Pideciler, parkeciler, turistik acentelerden oluşan bir suç örgütü bağlantısının varlığından haberdar olduk.
Gülümsememize de neden oldular ama aslına bakarsanız ağlamalıydık, yargının düşürüldüğü duruma çıplak bir şekilde tanık olduğumuz için!
Ama dedim ya bu “zahiri” (görünürdeki) bir yargılamaydı.
Ve bir tuhaflığa daha tanık olduk, Ahmet Şık, savunmasını öyle yaptığı için de bir kez daha yargılanacak.
Sanırım dünyada eşi benzeri olmayan bir durum bu.
Duruşma salonunda hakkındaki iddiaları yanıtlayan sanık, bu yanıtları nedeniyle bir kez daha yargılanacak!
Fıkra gibi, ama gülemiyoruz.
Ve taaa Roma’dan beri bilinen temel bir kuralın buharlaşmasına da tanık olduk: İddiada bulunanın, iddiasını ispat yükümlülüğü! Ei incumbit probatio qui dicit non qui negat!
İddia makamı iddialarda bulundu, savunmadakiler iddiaların yanlışlığını anlatmaya çabalayıp durdular, iddiaları kanıtlamak yükümlülüğü iddia makamında değilmiş gibi!
Şimdi gelecek duruşmayı bekleyeceğiz, bakalım olaylar nasıl gelişecek.
Ama şunu söyleyebilirim ki AİHM kararları ile ilgili azıcık bir fikri olan birisi bile bu yargılama neticesindeki hak ihlallerinin cezalandırıldığını, Türkiye’nin mahkûm edileceğini anlar.
Bekleyerek göreceğimiz nihai sonuç bu olacak.
SİVİLLEŞME KAMYON ALTINDA KALDI
ŞULE İdil Dere, İstanbul’da Yoğurtçu Parkı’nda, gerekli ve yeterli önlemleri almadan yapılan inşaatta çalışan bir hafriyat kamyonunun altında kalarak hayatını kaybetmişti.
Savcılık, olayda ihmalleri ya da sorumlulukları bulunan belediye görevlileri için valilikten izin istemiş, valilik de 11 memurun yargılanmasına izin vermemişti.
Valiliğin kararıyla ilgili olarak İstanbul Bölge İdare Mahkemesi’ne yapılan itirazda da 8 üst düzey görevlinin yargılanmasına izin vermeyen valilik kararı onaylandı. Sadece daha alt düzeydeki üç görevlinin yargılanmasına izin verildi.
Tipik bir Türkiye Cumhuriyeti uygulaması bu.
Devlet, hata yapan memurunu sonuna kadar koruyor. Sorumlulukların ortaya mahkemelerde konulmasını engelliyor.
Ve bağımsız yargı da vatandaşın haklarını değil, devletin memurunu koruma refleksi ile hareket ediyor.
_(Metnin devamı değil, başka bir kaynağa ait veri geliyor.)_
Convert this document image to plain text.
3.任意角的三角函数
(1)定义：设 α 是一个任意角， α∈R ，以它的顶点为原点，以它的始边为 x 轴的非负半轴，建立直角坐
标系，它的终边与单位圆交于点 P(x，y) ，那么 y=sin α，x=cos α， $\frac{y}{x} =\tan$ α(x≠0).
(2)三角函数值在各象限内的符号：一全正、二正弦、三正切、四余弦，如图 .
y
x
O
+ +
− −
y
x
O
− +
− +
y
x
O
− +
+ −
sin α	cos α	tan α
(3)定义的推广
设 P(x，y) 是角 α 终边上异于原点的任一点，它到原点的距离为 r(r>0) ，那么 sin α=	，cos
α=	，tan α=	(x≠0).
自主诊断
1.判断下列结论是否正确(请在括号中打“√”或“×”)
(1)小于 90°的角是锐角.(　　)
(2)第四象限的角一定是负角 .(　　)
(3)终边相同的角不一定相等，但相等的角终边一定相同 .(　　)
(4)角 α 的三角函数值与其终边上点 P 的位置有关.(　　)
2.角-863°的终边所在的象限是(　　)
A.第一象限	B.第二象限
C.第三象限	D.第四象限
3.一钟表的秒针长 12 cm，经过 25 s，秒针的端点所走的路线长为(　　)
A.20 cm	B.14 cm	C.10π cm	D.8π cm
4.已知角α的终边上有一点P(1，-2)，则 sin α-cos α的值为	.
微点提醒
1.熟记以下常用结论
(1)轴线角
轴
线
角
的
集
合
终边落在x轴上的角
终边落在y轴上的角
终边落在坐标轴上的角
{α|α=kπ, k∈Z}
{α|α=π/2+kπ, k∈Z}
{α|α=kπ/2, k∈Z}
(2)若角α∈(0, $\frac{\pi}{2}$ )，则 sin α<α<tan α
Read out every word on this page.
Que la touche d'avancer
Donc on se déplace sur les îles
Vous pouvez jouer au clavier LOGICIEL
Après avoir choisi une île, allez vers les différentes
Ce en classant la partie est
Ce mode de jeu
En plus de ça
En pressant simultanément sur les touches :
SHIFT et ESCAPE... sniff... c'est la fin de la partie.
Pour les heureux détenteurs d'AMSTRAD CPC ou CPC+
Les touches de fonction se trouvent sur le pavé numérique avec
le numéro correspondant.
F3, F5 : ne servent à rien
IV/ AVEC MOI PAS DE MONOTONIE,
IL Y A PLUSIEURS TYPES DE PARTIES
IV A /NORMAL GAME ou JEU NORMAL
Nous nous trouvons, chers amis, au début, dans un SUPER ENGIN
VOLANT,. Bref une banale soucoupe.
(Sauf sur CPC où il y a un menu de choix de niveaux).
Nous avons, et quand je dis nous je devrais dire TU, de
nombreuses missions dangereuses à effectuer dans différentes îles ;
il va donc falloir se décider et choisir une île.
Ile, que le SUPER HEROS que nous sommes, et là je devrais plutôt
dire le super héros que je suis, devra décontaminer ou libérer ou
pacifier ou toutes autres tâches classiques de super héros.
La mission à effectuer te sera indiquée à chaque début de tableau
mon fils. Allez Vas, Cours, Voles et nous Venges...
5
Eski Türkiye’de de böyleydi, şimdi yere göğe konulamayan Yeni Türkiye’de de böyle.
Bir de bize Yeni Türkiye’nin “sivilleştiğini” söylüyorlar.
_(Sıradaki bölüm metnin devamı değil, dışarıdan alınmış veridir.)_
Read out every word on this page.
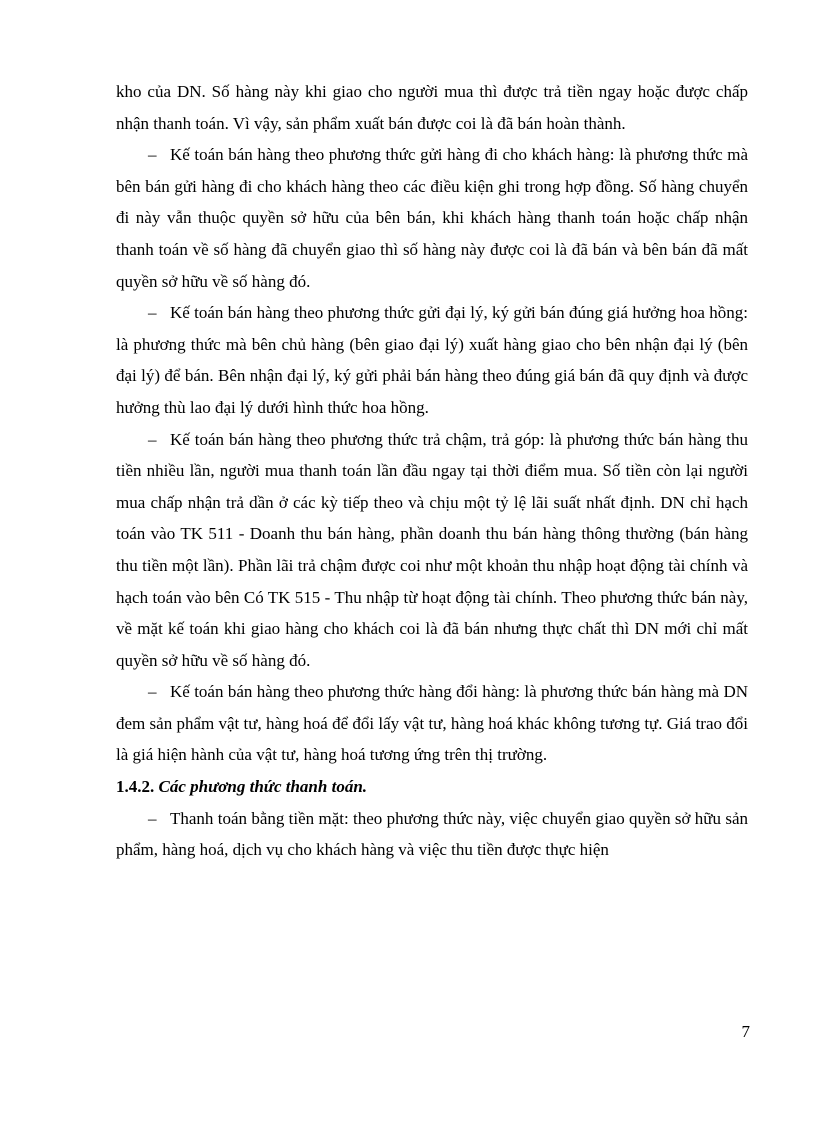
kho của DN. Số hàng này khi giao cho người mua thì được trả tiền ngay hoặc được chấp nhận thanh toán. Vì vậy, sản phẩm xuất bán được coi là đã bán hoàn thành.

– Kế toán bán hàng theo phương thức gửi hàng đi cho khách hàng: là phương thức mà bên bán gửi hàng đi cho khách hàng theo các điều kiện ghi trong hợp đồng. Số hàng chuyển đi này vẫn thuộc quyền sở hữu của bên bán, khi khách hàng thanh toán hoặc chấp nhận thanh toán về số hàng đã chuyển giao thì số hàng này được coi là đã bán và bên bán đã mất quyền sở hữu về số hàng đó.

– Kế toán bán hàng theo phương thức gửi đại lý, ký gửi bán đúng giá hưởng hoa hồng: là phương thức mà bên chủ hàng (bên giao đại lý) xuất hàng giao cho bên nhận đại lý (bên đại lý) để bán. Bên nhận đại lý, ký gửi phải bán hàng theo đúng giá bán đã quy định và được hưởng thù lao đại lý dưới hình thức hoa hồng.

– Kế toán bán hàng theo phương thức trả chậm, trả góp: là phương thức bán hàng thu tiền nhiều lần, người mua thanh toán lần đầu ngay tại thời điểm mua. Số tiền còn lại người mua chấp nhận trả dần ở các kỳ tiếp theo và chịu một tỷ lệ lãi suất nhất định. DN chỉ hạch toán vào TK 511 - Doanh thu bán hàng, phần doanh thu bán hàng thông thường (bán hàng thu tiền một lần). Phần lãi trả chậm được coi như một khoản thu nhập hoạt động tài chính và hạch toán vào bên Có TK 515 - Thu nhập từ hoạt động tài chính. Theo phương thức bán này, về mặt kế toán khi giao hàng cho khách coi là đã bán nhưng thực chất thì DN mới chỉ mất quyền sở hữu về số hàng đó.

– Kế toán bán hàng theo phương thức hàng đổi hàng: là phương thức bán hàng mà DN đem sản phẩm vật tư, hàng hoá để đổi lấy vật tư, hàng hoá khác không tương tự. Giá trao đổi là giá hiện hành của vật tư, hàng hoá tương ứng trên thị trường.

1.4.2. Các phương thức thanh toán.

– Thanh toán bằng tiền mặt: theo phương thức này, việc chuyển giao quyền sở hữu sản phẩm, hàng hoá, dịch vụ cho khách hàng và việc thu tiền được thực hiện

7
Sivilleşme, her şeyden önce şeffaflık ve hesap verebilirlikle ilgilidir.
Devlet şeffaf olmalı, devletin memurları devlet adına iş yaparken hatalı işlem ve eylem içinde olurlarsa hesap verebilmeli.
Eğer devlet bu hesabın verilmesini çeşitli organları aracılığıyla engelliyor, yasalar söz konusu memurlara bir tür dokunulmazlık zırhı sağlıyorsa orada sivil bir yönetimden söz edemeyiz.
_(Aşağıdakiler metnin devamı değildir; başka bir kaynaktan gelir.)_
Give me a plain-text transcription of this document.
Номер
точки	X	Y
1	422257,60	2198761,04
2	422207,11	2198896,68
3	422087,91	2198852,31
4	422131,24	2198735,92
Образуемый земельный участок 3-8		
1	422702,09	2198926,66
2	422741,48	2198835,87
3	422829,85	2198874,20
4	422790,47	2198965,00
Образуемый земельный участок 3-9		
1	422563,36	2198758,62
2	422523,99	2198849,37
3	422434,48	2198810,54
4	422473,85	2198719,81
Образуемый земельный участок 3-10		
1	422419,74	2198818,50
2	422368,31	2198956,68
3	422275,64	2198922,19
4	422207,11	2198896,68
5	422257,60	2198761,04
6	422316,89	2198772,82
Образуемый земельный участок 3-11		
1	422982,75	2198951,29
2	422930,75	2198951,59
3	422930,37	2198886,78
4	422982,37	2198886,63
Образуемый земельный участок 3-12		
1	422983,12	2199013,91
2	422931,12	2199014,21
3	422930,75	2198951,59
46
Rejim üzerindeki askeri vesayet belki kalkmıştır ama devlet sivilleşmemiş, sadece güç el değiştirmiştir.
Vatandaşlarının devlete karşı haklarını kullanmalarını engelleyen rejimler, sivil rejim sayılmaz.
AÇIKLAMA VE ÖZÜR
GEÇEN gün bu köşede Marmara Üniversitesi’nde yaşandığı iddia edilen bir olayla ilgili yorum yapmıştım.
İddia, bir bilimsel makalenin üniversitenin hakemli dergisinde yayınlanmamasının gerekçesinin “makalenin evrim teorisi ile ilişkisi” olduğuyla ilgiliydi.
Marmara Üniversitesi Tıp Fakültesi Dekanı Prof. Dr. Ömer Günal, söz konusu haberin tümüyle yalan olduğunu açıkladı.
Haberde sözü edilen Dr. Mert Mercan, fakültede hiç çalışmamış, böyle bir makale de fakültenin dergisine hiç gönderilmemiş.
Bu haberi değişik internet sitelerinde okumuştum. Yorum yapmak için bir süre bekledim, herhangi bir yalanlama yapılmadığını görünce de haberi doğru kabul ederek yorum yaptım.
Ancak ortaya çıktı ki üniversite bu haberi yalanlamış fakat haberi veren siteler, bu yalanlamayı görmezden gelmişler.
Burada hata internet sitelerindeymiş gibi görünüyor ama ben de kendi payıma düşen hatanın sorumluluğunu üstleniyorum. Daha dikkatli olmalı ve haberi araştırmalıydım.
Bu nedenle siz okuyucularımdan ve Marmara Üniversitesi Tıp Fakültesi’nden özür diliyorum.
Bir daha böyle bir hataya düşmemek için azami çabayı göstereceğimi bilmenizi isterim.